Aucune nouvelle contamination professionnelle VIH chez le personnel de santé n’a été déclarée depuis 1997, ce qui pourrait s’expliquer par la diminution du nombre d’accidents exposant au sang qui semble être observée dans l’enquête récente du GERES [4], par globalement une diminution de la charge virale chez les patients infectés grâce aux nouvelles stratégies thérapeutiques (même si certains patients sont hospitalisés pour échec de traitement et charge virale non contrôlée) et par l’effet potentiel des prophylaxies antirétrovirales post-exposition. Quant aux séroconversions professionnelles VHC documentées, elles sont peu nombreuses sur les années récentes. Là aussi, la diminution du nombre d’accidents exposant au sang et la diminution de la charge virale des patients infectés grâce à une meilleure prise en charge thérapeutique pourraient être des facteurs explicatifs.

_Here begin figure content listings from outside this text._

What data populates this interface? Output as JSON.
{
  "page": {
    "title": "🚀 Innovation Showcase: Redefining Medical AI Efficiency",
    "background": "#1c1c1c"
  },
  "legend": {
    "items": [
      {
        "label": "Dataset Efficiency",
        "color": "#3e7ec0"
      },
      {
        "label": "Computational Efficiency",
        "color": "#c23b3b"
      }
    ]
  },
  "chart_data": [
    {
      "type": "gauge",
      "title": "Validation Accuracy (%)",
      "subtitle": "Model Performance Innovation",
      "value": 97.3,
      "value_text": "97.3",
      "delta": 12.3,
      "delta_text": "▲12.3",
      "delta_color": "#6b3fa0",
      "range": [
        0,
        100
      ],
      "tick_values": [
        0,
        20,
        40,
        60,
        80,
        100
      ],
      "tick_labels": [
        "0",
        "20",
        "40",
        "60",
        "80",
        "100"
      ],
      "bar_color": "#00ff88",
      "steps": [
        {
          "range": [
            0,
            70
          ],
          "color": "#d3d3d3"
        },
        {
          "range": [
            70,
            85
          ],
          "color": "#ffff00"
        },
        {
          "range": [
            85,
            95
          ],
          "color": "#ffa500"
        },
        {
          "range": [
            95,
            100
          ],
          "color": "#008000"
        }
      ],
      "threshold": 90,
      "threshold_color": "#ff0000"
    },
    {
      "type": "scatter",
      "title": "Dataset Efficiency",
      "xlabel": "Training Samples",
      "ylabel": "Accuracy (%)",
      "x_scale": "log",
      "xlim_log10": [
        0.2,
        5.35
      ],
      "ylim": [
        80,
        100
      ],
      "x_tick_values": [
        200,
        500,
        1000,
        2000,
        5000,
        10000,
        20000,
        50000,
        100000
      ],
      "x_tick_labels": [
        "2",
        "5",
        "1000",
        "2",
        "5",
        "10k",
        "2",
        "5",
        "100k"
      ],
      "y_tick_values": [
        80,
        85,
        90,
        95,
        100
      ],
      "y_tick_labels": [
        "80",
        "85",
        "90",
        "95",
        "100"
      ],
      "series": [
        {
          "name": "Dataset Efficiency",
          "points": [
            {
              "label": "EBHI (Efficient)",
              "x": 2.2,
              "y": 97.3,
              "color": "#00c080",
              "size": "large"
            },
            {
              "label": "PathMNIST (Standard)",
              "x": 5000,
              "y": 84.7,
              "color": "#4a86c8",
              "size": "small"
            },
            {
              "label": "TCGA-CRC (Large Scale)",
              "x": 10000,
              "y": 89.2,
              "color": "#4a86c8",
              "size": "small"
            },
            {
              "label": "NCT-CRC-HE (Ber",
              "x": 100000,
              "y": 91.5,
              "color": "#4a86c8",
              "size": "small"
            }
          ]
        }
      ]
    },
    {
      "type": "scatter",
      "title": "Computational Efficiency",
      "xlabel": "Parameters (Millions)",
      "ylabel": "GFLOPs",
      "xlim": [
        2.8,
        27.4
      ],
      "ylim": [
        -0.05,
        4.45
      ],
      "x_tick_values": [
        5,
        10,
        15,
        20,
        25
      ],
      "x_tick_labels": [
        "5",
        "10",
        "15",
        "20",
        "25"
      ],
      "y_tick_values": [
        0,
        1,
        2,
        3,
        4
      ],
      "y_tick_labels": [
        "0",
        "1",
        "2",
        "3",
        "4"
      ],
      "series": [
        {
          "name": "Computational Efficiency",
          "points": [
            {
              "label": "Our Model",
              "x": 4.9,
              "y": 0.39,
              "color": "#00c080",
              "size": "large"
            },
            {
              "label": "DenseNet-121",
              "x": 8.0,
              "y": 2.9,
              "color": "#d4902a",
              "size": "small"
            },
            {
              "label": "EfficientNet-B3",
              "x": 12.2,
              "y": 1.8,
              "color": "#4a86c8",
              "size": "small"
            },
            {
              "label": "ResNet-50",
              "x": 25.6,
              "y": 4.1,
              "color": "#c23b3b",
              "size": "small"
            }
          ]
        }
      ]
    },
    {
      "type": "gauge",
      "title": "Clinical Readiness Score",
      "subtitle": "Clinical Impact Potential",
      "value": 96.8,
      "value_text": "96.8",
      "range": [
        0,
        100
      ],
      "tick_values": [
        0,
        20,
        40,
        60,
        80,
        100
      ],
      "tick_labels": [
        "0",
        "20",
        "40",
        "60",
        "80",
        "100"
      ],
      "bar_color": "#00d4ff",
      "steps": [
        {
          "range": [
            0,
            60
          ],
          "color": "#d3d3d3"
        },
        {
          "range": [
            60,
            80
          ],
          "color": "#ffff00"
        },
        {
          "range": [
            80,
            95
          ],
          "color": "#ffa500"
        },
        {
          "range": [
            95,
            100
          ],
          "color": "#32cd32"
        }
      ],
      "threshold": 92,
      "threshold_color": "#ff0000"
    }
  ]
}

Certaines séroconversions VHC sont la conséquence de piqûres avec des aiguilles de faible calibre ou à suture, ou d’un contact sanguin cutané. De tels cas n’ont pas encore été décrits pour les séroconversions VIH recensées en France et peuvent s’expliquer par un taux de transmission environ 10 fois supérieur à celui du VIH. C’est pourquoi, dans le cadre de la prévention des infections virales transmises par le sang, il est très important que les précautions générales d’hygiène ou précautions " standard " soient appliquées quel que soit le geste en cours et le patient auprès duquel est réalisé ce geste [5]. Près de la moitié des séroconversions professionnelles VIH ou VHC documentées auraient pu être évitées par la seule observance de ces précautions standard.
Les séroconversions VHC secondaires à des accidents d’apparence mineure doivent aussi être l’occasion de sensibiliser les soignants sur l’importance de la déclaration d’accident du travail et du suivi sérologique, ceci afin de diminuer la découverte fortuite et tardive d’une sérologie VHC positive et d’optimiser la prise en charge thérapeutique d’une infection par le VHC.
REMERCIEMENTS
Nous remercions tous les médecins ayant participé à ce recensement : les médecins du travail des établissements de soins, les médecins responsables des pôles de référence du VHC, les professeurs des services hospitaliers d’hépato-gastro-entérologie, les médecins responsables des centres d’hémodialyse, le Dr Didier Laporte (médecin conseil chef du service technique du contrôle médical de la CNAM) et le Dr Jean-Luc Benketira (médecin chef du service de médecine administrative et de contrôle de l’AP-HP).
* Une infection VIH présumée est définie par la découverte d’une séropositivité VIH chez un personnel de santé ayant exercé au contact de patients infectés par le VIH et n’ayant pas d’autre mode de contamination pour le VIH retrouvé.
[1] Circulaire DGS/DH/DRT/DSS n°98/228 du 9 avril 1998 relative aux recommandations de mise en œuvre d’un traitement antirétroviral après exposition au risque de transmission du VIH.
[2] Circulaire DGS/DH/DRT n°99/680 du 8 décembre 1999 relative aux recommandations à mettre en œuvre devant un risque de transmission du VHB et du VHC par le sang et les liquides biologiques. BEH 2000 ; 2 : 5-9.
[3] Lot F, De Benoist AC, Tarantola A, Yazdanpanah Y, Domart M. Infections professionnelles par le VIH et le VHC en France chez le personnel de santé. BEA 1999 ; 2 : 167-70.
[4] Abiteboul D, Lolom I, Lamontagne F, Descamps JM, Tarantola A, Bouvet E. Résultats préliminaires de l’enquête multicentrique 1999-2000 sur le risque d’AES chez le personnel infirmier de médecine et réanimation. 12e journée du GERES. 29 mars 2001.
[5] Circulaire DGS/DH n° 98/249 du 20 avril 1998 relative à la prévention de la transmission d’agents infectieux véhiculés par le sang ou les liquides biologiques lors des soins dans les établissements de santé.